Barton never accuses McClure threatening to hurt anyone. She never says he threatened to blow up her car. She just writes that he made her uncomfortable. McClure’s injury makes it hard for him to sit for long periods of time. McClure stood during meetings, leaned against walls and white-knuckled his pens in an effort to deal with the pain.
Since returning home, he’s needed frequent care at the Robert Dole VA. His old bosses made it a lot harder to get that care.
According to a flag on McClure’s patient records obtained by Popular Military, the wounded vet must notify the VA police whenever he arrives at the hospital. He’s to have a police escort at all times.
“Per Disruptive Behavior Committee,” the file reads. “Veteran is to check in with VA Police and have VA Police escort whenever on station. Please contact VA Police if on station without escort. Patient has made Terroristic Threats.”
VA officials placed this flag on McClure’s patient file a little after noon on April 17, just hours after it terminated him.

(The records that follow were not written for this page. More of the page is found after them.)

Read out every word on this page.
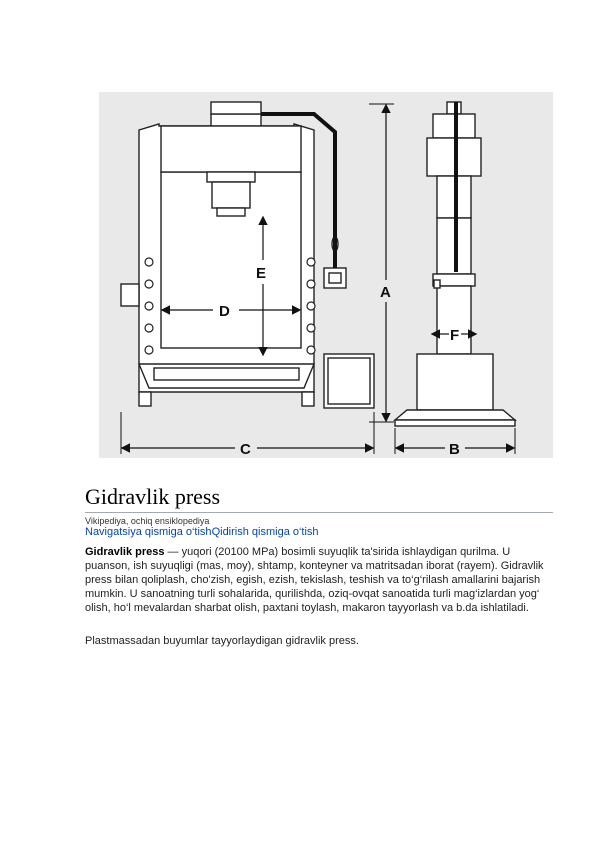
D
E
C
A
F
B
Gidravlik press
Vikipediya, ochiq ensiklopediya
Navigatsiya qismiga o‘tishQidirish qismiga o‘tish

Gidravlik press — yuqori (20100 MPa) bosimli suyuqlik ta'sirida ishlaydigan qurilma. U puanson, ish suyuqligi (mas, moy), shtamp, konteyner va matritsadan iborat (rayem). Gidravlik press bilan qoliplash, cho'zish, egish, ezish, tekislash, teshish va to‘g‘rilash amallarini bajarish mumkin. U sanoatning turli sohalarida, qurilishda, oziq-ovqat sanoatida turli mag‘izlardan yog‘ olish, ho‘l mevalardan sharbat olish, paxtani toylash, makaron tayyorlash va b.da ishlatiladi.

Plastmassadan buyumlar tayyorlaydigan gidravlik press.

According to the VA’s own policy, placing a flag of this nature on an account requires a special meeting of a Disruptive Behavior Committee. According to the VA’s own paperwork, the committee can place such a serious flag on a patient’s record only after “completion of an evidFence-based, multidisciplinary, and multi-dimensional threat assessment, which considers static and dynamic violence risk factors present in the patient, violence risk mitigators, and violence risk factors associated with the setting where the incident occurred.”
“The facility must develop a systematic approach for collecting reports involving incidents of disruptive, threatening, or violent behavior,” the VA training document explains.
According to Pope’s testimony, Vazquez had no formal reports of McClure’s behavior on April 16. Someone flagged his patient records just hours after his termination, the same day an employee registered the first formal complaint against him. It doesn’t sound as if McClure’s case was subject to an evidence, report based assessment.
More damning is the hospital’s response to a FOIA request sent asking for “Any and all evidence that was shared to the VA Police, in regards to Nathaniel R.McClure … all emails and documents that were shared with the ‘Disruptive Behavior Committee’ in the regards of Nathaniel R. McClure … any information or security concerns that were shared between the VA Police and Federal Protective Services in the regards of Nathaniel R. McClure.”
VA director Vazquez signed the response to the FOIA request himself. “After conducting a reasonable search,” it reads “We have concluded that the Robert J. Dole VA Medical Center does not have records responsive to your request.”
Meaning no such records exist. There’s no emails or documents shared with the Disruptive Behavior Committee, no lengthy investigation into the McClure’s supposed threats and no just cause for his termination.
Based on the available evidence, it seems as if the Robert Dole VA fired McClure then created a paper trail after the fact to back up the decision.